The core of this book is the fascinating story of an aristocratic Iranian diplomat who manages, through a masterful manipulation of German law, to save and evacuate hundreds of Iranian Jewish families living in France during the Second World War. Twisting the Third Reich’s racial logic, the diplomat, Abdol-Hossein Sardari, argued that the Mosaique Iranians or Djougoutes were quite distinct from European Jews. He argued that even though the people in question believed in the teachings of Moses, they met the standards of Blutmassig nicht Juden. Their blood and race was not Jewish. Indeed, like all Iranians, they were Aryans. It also seems clear that Sardari issued Iranian passports to non-Iranian Jews, thus extending the hard-won protections to them.
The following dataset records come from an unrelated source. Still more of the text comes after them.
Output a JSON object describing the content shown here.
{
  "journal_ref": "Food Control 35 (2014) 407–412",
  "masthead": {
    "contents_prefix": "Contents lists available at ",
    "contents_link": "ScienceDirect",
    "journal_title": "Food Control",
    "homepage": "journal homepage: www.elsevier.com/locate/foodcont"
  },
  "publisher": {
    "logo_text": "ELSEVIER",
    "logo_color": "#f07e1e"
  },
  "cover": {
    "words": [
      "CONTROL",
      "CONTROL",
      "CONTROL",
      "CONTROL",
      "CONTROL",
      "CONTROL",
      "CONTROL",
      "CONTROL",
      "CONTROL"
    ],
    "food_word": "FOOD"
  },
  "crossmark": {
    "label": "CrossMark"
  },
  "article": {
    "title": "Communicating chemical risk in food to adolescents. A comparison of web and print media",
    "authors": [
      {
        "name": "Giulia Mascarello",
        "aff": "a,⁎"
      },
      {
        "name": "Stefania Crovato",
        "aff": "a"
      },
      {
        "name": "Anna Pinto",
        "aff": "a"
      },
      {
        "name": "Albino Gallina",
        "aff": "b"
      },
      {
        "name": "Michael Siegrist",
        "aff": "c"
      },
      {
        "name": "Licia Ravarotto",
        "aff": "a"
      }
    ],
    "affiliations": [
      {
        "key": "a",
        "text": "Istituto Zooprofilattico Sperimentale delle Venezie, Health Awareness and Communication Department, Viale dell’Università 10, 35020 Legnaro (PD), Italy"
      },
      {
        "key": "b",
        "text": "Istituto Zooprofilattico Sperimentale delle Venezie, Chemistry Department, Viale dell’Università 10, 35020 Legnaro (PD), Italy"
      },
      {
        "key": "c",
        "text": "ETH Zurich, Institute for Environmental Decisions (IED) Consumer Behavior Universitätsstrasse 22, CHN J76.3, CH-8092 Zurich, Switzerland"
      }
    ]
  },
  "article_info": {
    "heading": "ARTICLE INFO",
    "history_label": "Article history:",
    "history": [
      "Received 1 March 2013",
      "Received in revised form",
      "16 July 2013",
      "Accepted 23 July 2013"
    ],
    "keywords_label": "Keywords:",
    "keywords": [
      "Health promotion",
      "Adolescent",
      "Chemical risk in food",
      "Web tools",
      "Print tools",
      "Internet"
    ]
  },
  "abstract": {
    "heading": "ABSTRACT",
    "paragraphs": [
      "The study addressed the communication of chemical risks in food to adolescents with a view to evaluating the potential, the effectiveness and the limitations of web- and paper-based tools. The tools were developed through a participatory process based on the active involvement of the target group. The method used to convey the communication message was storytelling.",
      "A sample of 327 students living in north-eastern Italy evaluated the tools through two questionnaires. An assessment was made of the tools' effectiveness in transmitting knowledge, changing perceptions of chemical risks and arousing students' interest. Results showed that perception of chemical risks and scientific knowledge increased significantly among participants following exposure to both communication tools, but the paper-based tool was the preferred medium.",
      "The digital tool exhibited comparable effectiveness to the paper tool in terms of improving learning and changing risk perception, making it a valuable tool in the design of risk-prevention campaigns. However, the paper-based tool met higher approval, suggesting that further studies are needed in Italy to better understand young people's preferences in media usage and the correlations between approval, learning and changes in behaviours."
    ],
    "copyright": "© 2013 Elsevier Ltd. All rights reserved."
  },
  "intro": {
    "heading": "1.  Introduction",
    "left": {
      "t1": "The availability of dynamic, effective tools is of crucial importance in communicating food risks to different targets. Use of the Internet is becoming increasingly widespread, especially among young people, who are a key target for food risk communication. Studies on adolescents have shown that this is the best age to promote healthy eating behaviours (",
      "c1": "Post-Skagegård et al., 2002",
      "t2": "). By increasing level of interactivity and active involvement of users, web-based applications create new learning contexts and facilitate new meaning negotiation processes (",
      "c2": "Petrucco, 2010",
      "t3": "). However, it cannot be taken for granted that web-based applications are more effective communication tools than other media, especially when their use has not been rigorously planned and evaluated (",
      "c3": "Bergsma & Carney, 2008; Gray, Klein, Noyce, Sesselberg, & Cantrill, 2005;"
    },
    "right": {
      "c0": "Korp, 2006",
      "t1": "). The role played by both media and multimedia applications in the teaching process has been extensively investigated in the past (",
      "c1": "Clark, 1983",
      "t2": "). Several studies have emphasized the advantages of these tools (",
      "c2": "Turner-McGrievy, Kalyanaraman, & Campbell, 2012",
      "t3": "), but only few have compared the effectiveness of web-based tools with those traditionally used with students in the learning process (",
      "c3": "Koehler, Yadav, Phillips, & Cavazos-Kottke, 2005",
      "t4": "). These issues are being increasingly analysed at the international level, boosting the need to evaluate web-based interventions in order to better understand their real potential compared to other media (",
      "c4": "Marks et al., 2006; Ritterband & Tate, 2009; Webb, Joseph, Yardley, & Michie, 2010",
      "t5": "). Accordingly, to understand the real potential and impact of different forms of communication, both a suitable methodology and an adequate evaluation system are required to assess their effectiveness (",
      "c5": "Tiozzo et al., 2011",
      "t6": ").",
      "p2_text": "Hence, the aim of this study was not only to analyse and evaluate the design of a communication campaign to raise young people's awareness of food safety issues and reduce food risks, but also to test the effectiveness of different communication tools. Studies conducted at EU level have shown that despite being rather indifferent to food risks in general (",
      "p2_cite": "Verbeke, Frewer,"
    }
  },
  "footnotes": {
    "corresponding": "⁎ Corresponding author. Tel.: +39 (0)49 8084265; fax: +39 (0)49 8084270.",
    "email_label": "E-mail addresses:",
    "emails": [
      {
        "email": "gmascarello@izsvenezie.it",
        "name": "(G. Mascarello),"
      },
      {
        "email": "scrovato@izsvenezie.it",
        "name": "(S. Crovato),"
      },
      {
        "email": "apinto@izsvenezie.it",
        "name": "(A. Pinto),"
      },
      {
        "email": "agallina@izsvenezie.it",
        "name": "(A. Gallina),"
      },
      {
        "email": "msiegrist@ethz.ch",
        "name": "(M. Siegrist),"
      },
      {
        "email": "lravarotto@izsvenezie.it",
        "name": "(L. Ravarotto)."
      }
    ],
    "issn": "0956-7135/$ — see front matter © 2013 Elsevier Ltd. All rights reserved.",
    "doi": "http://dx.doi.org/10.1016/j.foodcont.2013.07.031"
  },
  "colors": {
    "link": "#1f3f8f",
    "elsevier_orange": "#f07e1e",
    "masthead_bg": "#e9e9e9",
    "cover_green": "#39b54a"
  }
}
The author portrays Sardari as a sympathetic though occasionally flawed personality. Saving others from tragedy, he himself is a tragic character. His diplomatic position changed dramatically when neutral Iran, having been overrun by the allied British and Russian troops, became an enemy of the Germans. Refusing to return to Tehran when recalled and losing all diplomatic privileges (and salary), he continued to work to protect those threatened by the Nazis using his own resources.
Sadly, the end of the war was to bring Sardari no peace. The woman he loved, a Chinese opera singer known as Tchin-Tchin, disappeared when in 1948 she went to China in the midst of the revolution to ask for her parents’ approval to marry Sardari. In addition he was pursued by a hostile opposition in Iran which charged him with wrongdoing and succeeded in temporarily halting his career until he was granted a royal pardon. He retired from the diplomatic service in 1958 and moved to London. In 1979, the events of the Iranian revolution were to bring him further heartbreak when his nephew, a former prime minister, was executed. A short time later he died while living in a rented flat in London, his wealth a thing of the past.
With an index, photographs and an excellent set of notes, this work casts light on an otherwise obscure figure in the history of the Holocaust.